Birds, battles and births




The goose came in March, and built a nest under the bench on the deck of my houseboat. She plucked lavender and heather from the flower pots, and the softest down from her breast. This is what it really means to feather one's nest. She laid seven eggs in all, but six remain. One was attacked - I think by a magpie - when she was away from the nest, and she quickly disposed of the broken shell.

I was afraid that she would chase me away every time I went outside - the bench is my favourite place to sit and reflect, and geese are ferociously protective of their nests - but she has been a gracious guest. I sit on a chair a few feet away, and I watch as she fluffs out her feathers and settles down to brood. Sometimes she feeds from my hand. I feel a sense of kinship with her, and find myself meditating on my own experience of mothering. When I feel stressed and alone, I envy those chicks coming to be in that scented nest beneath her breast. As she sits, her mate patrols the surrounding river to protect her. But the broody sentimentality of this maternal kinship is only part of the story.

Every day, a pair of swans repeatedly chases the goose off her nest, and a violent battle ensues. The swans are larger and more powerful, and sometimes they drive the geese far up the river, to return to the nest only when the swans have gone. But the geese fight back bravely, and the swans do not always win.

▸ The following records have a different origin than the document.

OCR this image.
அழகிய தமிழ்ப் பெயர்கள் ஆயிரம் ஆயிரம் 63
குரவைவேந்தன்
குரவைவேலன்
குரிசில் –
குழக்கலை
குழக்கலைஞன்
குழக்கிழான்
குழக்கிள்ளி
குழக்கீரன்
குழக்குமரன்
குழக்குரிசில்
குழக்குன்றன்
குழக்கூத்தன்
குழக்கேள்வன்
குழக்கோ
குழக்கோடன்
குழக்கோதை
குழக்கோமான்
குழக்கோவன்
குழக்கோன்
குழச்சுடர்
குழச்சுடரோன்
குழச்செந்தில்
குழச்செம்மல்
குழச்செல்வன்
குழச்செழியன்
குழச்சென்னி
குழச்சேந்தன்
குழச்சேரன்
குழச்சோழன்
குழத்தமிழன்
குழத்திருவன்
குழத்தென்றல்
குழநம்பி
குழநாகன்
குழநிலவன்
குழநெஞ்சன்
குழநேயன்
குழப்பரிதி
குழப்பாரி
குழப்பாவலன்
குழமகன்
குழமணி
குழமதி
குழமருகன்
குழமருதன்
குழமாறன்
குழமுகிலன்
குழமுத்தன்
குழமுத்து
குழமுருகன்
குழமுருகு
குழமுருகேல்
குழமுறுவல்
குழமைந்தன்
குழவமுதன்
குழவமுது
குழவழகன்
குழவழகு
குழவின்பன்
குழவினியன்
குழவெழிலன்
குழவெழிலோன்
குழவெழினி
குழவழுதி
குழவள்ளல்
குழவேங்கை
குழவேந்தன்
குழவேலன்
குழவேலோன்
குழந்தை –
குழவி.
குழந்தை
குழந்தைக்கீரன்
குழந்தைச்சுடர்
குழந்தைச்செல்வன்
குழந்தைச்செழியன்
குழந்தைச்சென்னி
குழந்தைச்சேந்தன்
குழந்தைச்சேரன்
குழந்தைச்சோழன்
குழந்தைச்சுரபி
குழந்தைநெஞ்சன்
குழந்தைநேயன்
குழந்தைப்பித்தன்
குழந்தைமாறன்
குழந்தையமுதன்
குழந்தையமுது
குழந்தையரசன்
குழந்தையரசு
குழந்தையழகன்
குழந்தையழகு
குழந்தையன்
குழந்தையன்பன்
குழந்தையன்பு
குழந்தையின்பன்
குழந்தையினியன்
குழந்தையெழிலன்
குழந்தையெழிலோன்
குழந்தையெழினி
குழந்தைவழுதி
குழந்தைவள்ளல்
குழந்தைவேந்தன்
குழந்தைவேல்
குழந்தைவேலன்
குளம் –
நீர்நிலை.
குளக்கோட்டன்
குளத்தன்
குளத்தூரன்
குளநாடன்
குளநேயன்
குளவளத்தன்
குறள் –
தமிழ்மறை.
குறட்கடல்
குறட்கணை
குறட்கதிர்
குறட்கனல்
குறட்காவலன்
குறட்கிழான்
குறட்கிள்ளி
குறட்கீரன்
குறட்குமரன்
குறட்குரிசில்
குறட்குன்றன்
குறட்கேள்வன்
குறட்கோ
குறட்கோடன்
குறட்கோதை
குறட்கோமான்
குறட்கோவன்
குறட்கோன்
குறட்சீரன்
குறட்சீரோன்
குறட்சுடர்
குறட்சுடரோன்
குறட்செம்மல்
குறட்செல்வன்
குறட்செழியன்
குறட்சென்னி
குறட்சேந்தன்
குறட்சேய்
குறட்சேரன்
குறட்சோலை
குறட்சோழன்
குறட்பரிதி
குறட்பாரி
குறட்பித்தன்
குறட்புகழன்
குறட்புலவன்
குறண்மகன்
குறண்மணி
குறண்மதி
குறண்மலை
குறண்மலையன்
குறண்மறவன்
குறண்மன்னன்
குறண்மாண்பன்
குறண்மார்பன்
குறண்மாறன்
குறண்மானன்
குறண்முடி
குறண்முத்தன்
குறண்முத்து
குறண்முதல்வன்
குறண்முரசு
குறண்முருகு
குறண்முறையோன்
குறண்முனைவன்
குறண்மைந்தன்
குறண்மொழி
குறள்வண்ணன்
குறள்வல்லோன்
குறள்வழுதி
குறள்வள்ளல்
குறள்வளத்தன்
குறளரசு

This morning the swans came, as they always do, and chased the mother away. I went to check the eggs in her absence, and saw that a miracle was beginning. The eggs were hatching. Perhaps this is why that father goose was so ferocious today, so determined not to give up. 

As this mighty and terrifying battle raged, a shell cracked and shivered, and a fragile cheeping emerged from within, barely audible over the pouring rain. Life is beginning again ...



... and then the mother came back and I left her alone with her hatching chicks.